Sulla cornice del dipinto vi è un'iscrizione (verosimilmente apposta tempo dopo la realizzazione del quadro) che recitaː Lucas Iardinus Optulit Gratis Deo.
L'opera era inizialmente collocata nella chiesa di Santa Maria di Gesù dei frati minori osservanti sita nel borgo madonita, la cui costruzione risale al 1496. A metà del Seicento il trittico fu trasferito nella chiesa di nuova costruzione denominata Santa Maria degli Angeli, dedicazione che forse trae origine proprio dalla raffigurazione che compare nel pannello centrale del dipinto[1].
Il pericolo di crollo di questa nuova sede richiese l'intervento della soprintendenza di Palermo che, nel 1917, ordinò lo spostamento del trittico nella chiesa dell'Assunta dove esso si trova tuttora[2].
Proprio a questa occasione si deve uno dei primi contributi scientifici moderni sul quadro, redatto dallo stesso soprintendente del capoluogo siciliano Ettore Gabrici. In questo scritto il Gabrici, pur esprimendo apprezzamento per il dipinto, concludeva che “il trittico di Polizzi è una di quelle opere hanno tutti i caratteri e pregi di una scuola, ma che non hanno tali spiccate qualità da potersi con sicurezza attribuire ad un determinato maestro. Esso ondeggia tra il fare di Van der Weyden e quello di Memling”[2].
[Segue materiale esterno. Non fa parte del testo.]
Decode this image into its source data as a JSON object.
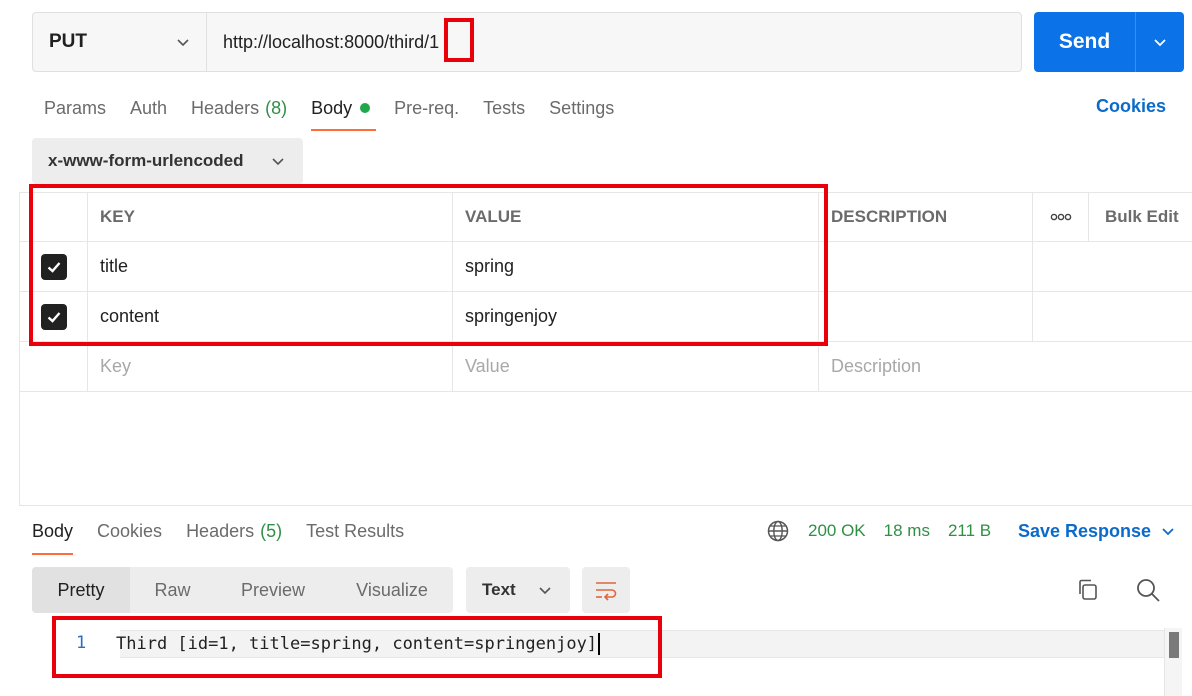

La provenienza fiamminga dell'opera (che oggi appare ovvia) peraltro era già stata evidenziata – sgombrando il campo da una remota e improponibile attribuzione ad Albrecht Dürer – da iniziali ipotesi attributive ottocentesche che assegnavano il dipinto addirittura ad Jan van Eyck o ad Hugo Van der Goes[3].
La critica moderna, sulla scorta dei rilievi di Gabrici, ha escluso attribuzioni così altisonanti (stilisticamente insostenibili per le odierne conoscenze sulla pittura fiamminga) e, in una prima fase, ha assegnato in prevalenza il dipinto al Maestro dei fogliami ricamati, presunta figura di pittore identificata da Max Friedländer, tra i massimi conoscitori della pittura fiamminga primitiva, accorpando un nucleo di dipinti accomunati da un peculiare modo di raffigurare gli inserti di vegetazione[4]. Lo stesso grande storico dell'arte, nel 1937, includeva tra le opere di questo maestro anche il trittico di Polizzi, definendolo la sua opera maggiore, valutazione condivisa anche dalla critica successiva[1].
Il Friedländer ritenne tale anonimo pittore influenzato dai modi di Rogier van der Weyden e ha pertanto ipotizzato che questi sia stato attivo a Bruxelles, collocandone l'attività nell'ultimo quarto del quindicesimo secolo. Altri invece hanno pensato che questi potesse avere bottega a Bruges, città ove pure, sulla scia di Hans Memling, erano giunti gli influssi del Van der Weyden[1].
Ricerche ulteriori hanno però evidenziato che alla paternità del Maestro dei fogliami ricamati sono stati via via ricondotti dipinti molto eterogeni a livello stilistico e qualitativo e anche l'esaustività del criterio attributivo utilizzato dal Friedländer - il modo di raffigurare le foglie - è stata posta in dubbio. Si è giunti così alla conclusione che queste opere siano in realtà riferibili, piuttosto che ad un singolo individuo, ad un milieu artistico, probabilmente brusselese, operante tra il 1480 e il 1500, composto da pittori che continuarono lo stile di Van der Weyden ancora per alcuni decenni dopo la morte di questo grande maestro (1464).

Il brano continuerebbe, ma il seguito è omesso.